愛しています(1)
完全下校時間前、私は走っていた。自習室から昇降口まで先生が通る廊下を避けて走り、靴を速攻で履きかえて、さらに校門を走り抜け、そうして到着したバスに乗りこんだ。
「ローファーでも走れるようになったんだ」
車内で息を整えながらタオルで汗を拭っていると、君が驚きの声を漏らした。
「誰かさんのせいでね」
「……神様か」
神様に会っている間、私たちは当然、学校を休んでいた。そのせいで駆け落ちしたとのうわさが広まった。冬休みを挟んだら大丈夫だろうとお昼をいっしょに過ごしてみたが、まだ私たちに興味関心の目線が痛かった。

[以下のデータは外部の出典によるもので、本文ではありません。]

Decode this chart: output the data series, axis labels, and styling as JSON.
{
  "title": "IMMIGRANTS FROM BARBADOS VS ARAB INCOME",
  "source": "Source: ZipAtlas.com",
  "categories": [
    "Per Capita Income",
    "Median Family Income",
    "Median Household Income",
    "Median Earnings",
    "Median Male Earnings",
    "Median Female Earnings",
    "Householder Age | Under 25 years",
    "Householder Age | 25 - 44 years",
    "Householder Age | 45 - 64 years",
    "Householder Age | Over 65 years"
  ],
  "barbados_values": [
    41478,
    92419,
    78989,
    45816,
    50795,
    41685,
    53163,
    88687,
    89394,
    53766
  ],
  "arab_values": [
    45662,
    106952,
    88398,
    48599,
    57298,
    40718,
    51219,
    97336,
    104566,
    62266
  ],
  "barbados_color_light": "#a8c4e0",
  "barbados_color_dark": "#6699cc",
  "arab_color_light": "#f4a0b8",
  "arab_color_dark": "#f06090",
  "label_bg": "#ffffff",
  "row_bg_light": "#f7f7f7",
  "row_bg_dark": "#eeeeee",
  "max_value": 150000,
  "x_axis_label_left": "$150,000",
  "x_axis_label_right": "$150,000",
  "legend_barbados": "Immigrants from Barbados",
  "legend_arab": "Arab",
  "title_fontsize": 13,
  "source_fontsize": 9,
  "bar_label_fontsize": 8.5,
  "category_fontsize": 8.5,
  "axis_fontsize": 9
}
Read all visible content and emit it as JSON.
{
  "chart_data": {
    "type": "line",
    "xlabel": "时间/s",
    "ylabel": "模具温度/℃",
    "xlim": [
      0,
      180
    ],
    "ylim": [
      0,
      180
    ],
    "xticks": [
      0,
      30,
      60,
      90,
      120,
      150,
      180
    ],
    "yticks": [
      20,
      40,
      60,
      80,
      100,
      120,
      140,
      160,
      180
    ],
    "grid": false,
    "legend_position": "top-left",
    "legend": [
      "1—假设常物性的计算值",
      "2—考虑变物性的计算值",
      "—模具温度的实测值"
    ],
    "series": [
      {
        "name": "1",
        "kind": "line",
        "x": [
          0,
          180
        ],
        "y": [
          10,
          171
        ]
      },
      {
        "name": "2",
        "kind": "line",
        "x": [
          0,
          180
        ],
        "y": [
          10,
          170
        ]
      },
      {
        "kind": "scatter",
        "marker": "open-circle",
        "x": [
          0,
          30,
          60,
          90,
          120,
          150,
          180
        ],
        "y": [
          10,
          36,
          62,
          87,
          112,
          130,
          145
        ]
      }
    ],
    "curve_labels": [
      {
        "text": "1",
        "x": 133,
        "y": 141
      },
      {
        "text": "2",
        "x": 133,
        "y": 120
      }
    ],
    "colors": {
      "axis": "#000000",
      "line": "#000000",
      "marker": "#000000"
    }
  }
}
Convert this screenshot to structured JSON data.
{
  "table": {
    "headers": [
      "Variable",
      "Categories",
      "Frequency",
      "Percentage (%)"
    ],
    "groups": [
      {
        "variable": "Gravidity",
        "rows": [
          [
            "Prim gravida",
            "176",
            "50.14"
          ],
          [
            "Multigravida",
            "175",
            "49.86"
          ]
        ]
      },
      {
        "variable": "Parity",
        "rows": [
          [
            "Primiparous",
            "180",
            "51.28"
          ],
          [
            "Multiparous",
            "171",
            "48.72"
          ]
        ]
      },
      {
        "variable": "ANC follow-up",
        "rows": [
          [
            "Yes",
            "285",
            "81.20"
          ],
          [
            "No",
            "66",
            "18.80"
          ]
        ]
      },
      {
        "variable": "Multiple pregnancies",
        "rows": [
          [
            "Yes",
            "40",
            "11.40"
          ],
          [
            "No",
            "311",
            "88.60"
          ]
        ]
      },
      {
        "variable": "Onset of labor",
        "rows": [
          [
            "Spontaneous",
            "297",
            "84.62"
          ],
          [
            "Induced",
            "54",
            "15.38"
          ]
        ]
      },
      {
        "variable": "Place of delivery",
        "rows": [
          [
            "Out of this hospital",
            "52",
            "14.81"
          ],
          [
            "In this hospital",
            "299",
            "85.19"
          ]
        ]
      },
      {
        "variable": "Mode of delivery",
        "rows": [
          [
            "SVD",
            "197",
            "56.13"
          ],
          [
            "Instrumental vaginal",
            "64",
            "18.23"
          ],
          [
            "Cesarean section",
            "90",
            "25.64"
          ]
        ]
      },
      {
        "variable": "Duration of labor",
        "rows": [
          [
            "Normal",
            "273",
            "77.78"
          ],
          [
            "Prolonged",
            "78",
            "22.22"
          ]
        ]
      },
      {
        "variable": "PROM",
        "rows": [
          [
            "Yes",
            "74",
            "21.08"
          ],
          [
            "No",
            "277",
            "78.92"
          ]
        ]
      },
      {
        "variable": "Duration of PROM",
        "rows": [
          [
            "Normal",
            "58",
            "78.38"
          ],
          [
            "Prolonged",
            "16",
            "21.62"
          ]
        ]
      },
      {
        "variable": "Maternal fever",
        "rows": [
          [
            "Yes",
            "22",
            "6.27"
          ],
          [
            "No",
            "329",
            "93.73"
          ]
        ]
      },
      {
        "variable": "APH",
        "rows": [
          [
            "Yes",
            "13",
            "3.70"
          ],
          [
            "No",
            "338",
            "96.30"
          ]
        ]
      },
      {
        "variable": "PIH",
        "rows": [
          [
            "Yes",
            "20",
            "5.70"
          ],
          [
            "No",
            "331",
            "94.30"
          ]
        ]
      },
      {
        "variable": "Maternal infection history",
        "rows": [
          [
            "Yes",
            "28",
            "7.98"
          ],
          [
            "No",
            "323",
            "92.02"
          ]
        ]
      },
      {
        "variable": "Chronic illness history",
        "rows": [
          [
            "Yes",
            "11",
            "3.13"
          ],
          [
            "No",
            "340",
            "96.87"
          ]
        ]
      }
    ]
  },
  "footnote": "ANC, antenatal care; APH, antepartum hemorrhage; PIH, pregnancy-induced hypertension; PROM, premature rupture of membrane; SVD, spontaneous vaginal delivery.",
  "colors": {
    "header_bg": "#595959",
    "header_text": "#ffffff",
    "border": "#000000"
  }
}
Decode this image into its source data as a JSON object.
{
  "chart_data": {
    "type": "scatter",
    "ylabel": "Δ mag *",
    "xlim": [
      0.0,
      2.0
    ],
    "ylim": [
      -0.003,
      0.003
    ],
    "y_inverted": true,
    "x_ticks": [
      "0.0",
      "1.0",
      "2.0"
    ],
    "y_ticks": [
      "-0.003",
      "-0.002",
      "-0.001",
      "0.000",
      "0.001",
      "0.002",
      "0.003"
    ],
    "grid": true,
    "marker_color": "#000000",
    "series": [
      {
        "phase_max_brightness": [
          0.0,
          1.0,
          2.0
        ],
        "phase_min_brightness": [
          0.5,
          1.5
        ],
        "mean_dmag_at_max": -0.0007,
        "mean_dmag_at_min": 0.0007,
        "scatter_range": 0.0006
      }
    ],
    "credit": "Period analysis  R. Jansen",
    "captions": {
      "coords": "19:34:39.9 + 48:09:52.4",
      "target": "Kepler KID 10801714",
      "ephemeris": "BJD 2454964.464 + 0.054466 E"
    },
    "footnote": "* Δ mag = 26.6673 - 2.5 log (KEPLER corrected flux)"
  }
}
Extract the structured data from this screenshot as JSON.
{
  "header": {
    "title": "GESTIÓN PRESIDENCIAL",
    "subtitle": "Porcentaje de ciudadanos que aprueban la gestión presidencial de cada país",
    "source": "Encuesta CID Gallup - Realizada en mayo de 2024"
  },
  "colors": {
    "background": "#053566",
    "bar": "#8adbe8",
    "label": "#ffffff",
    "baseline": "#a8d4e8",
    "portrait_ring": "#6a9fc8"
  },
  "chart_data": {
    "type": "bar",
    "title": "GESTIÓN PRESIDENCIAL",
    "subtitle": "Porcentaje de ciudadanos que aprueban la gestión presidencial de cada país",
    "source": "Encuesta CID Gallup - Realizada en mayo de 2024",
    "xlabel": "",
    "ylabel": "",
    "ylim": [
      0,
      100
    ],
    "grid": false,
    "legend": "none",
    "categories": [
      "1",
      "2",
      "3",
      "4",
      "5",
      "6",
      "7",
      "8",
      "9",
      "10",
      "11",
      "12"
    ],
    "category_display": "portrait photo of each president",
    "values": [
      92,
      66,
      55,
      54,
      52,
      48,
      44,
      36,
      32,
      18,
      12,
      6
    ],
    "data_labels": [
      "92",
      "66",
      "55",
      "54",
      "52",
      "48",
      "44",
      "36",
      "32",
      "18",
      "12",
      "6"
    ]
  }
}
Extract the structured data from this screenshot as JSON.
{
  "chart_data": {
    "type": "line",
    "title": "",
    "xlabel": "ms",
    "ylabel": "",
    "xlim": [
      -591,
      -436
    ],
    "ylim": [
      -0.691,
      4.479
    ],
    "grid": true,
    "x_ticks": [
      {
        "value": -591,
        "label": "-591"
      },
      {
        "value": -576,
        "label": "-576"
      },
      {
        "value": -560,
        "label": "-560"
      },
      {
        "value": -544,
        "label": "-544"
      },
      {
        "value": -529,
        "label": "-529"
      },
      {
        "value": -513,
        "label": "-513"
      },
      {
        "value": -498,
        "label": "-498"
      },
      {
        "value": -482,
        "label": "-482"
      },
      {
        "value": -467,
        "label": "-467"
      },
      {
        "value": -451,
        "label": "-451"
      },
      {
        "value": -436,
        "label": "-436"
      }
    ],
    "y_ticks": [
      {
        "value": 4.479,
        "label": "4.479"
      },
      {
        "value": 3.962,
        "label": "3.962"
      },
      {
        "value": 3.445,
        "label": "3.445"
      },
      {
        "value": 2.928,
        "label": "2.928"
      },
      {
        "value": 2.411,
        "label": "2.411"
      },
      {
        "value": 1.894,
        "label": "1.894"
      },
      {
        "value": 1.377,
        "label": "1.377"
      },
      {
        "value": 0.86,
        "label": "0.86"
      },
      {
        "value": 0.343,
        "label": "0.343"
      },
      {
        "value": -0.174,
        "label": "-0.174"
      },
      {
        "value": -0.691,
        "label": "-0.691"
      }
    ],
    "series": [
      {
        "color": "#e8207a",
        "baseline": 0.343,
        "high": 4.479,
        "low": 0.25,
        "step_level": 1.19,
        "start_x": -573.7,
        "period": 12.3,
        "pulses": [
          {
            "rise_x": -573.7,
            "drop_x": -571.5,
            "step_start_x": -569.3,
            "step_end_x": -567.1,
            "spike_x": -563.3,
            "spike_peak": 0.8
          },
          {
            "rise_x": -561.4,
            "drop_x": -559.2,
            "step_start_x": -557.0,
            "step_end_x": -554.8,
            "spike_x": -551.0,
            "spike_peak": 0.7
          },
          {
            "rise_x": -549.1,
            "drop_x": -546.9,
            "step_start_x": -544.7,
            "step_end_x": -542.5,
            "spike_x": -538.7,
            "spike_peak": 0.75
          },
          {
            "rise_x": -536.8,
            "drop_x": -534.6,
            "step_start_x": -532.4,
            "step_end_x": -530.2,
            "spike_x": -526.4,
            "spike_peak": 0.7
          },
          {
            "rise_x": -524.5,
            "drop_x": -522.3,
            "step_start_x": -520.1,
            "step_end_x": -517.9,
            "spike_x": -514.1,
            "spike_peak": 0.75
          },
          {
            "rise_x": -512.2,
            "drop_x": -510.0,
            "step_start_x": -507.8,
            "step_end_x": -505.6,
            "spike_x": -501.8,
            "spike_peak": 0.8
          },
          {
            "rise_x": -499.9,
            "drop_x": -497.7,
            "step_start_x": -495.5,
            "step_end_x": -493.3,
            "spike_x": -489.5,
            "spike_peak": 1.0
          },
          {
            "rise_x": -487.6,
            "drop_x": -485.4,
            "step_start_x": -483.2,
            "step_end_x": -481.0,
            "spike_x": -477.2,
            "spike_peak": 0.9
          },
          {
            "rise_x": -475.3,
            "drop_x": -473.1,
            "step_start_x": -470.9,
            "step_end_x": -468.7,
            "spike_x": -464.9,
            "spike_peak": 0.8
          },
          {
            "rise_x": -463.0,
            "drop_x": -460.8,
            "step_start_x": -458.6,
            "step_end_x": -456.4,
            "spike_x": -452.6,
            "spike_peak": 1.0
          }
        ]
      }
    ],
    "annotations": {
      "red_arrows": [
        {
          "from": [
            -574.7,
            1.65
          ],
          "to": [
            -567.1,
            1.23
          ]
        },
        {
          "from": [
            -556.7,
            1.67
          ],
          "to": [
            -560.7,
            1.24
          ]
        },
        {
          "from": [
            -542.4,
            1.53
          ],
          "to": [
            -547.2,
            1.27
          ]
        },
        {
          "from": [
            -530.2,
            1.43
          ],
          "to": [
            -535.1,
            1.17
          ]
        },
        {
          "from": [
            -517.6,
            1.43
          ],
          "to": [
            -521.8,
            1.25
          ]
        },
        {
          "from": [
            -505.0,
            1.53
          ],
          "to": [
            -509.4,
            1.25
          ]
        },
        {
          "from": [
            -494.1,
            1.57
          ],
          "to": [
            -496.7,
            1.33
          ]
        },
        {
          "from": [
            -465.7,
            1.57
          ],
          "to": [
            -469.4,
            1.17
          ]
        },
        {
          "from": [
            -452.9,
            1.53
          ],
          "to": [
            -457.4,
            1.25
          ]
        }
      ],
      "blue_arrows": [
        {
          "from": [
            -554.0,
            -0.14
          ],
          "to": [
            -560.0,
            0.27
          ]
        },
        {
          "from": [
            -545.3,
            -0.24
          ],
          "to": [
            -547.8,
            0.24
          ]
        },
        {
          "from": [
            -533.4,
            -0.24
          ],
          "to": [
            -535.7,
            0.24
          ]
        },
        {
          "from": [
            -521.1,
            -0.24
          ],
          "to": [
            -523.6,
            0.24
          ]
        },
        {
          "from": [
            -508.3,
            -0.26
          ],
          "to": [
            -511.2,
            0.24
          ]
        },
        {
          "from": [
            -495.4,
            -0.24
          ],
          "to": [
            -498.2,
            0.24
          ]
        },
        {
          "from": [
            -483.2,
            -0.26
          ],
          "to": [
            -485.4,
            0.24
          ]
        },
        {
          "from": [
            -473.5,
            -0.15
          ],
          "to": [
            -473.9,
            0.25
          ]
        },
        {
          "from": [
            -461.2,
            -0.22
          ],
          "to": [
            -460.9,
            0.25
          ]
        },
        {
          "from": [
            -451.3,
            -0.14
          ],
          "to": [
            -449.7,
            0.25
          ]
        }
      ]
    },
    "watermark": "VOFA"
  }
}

今は教室で話しかけないようにし、生徒が少ない時間帯のバスで待ち合わせをしている。
「あのうわさなら、もう大丈夫だと思う」
「……東真、なんかした?」
「まあ、ちょっと」
詳しくたずねたかったが、先に口を開いたのは君のほうだった。
「よかったら少し話したいんだけど、このあと時間ある?」
「……いいよ。どっかお店に入る?」
「いや、行きたいところがある」
「遠くないよね?」
「降りてすぐだよ」
「よかったー。今日はもう走り疲れちゃった」
たはは、と私は笑ってごまかした。
本当は帰りたい。体育で走らされ、さっきも走ったばかりで疲れたし、汗の臭いも気になる。
だけど、ちらりと見た君の笑みには少し影があって。明日にしようって断るのが怖くて。
私は車内から茜色をした空を眺めていた。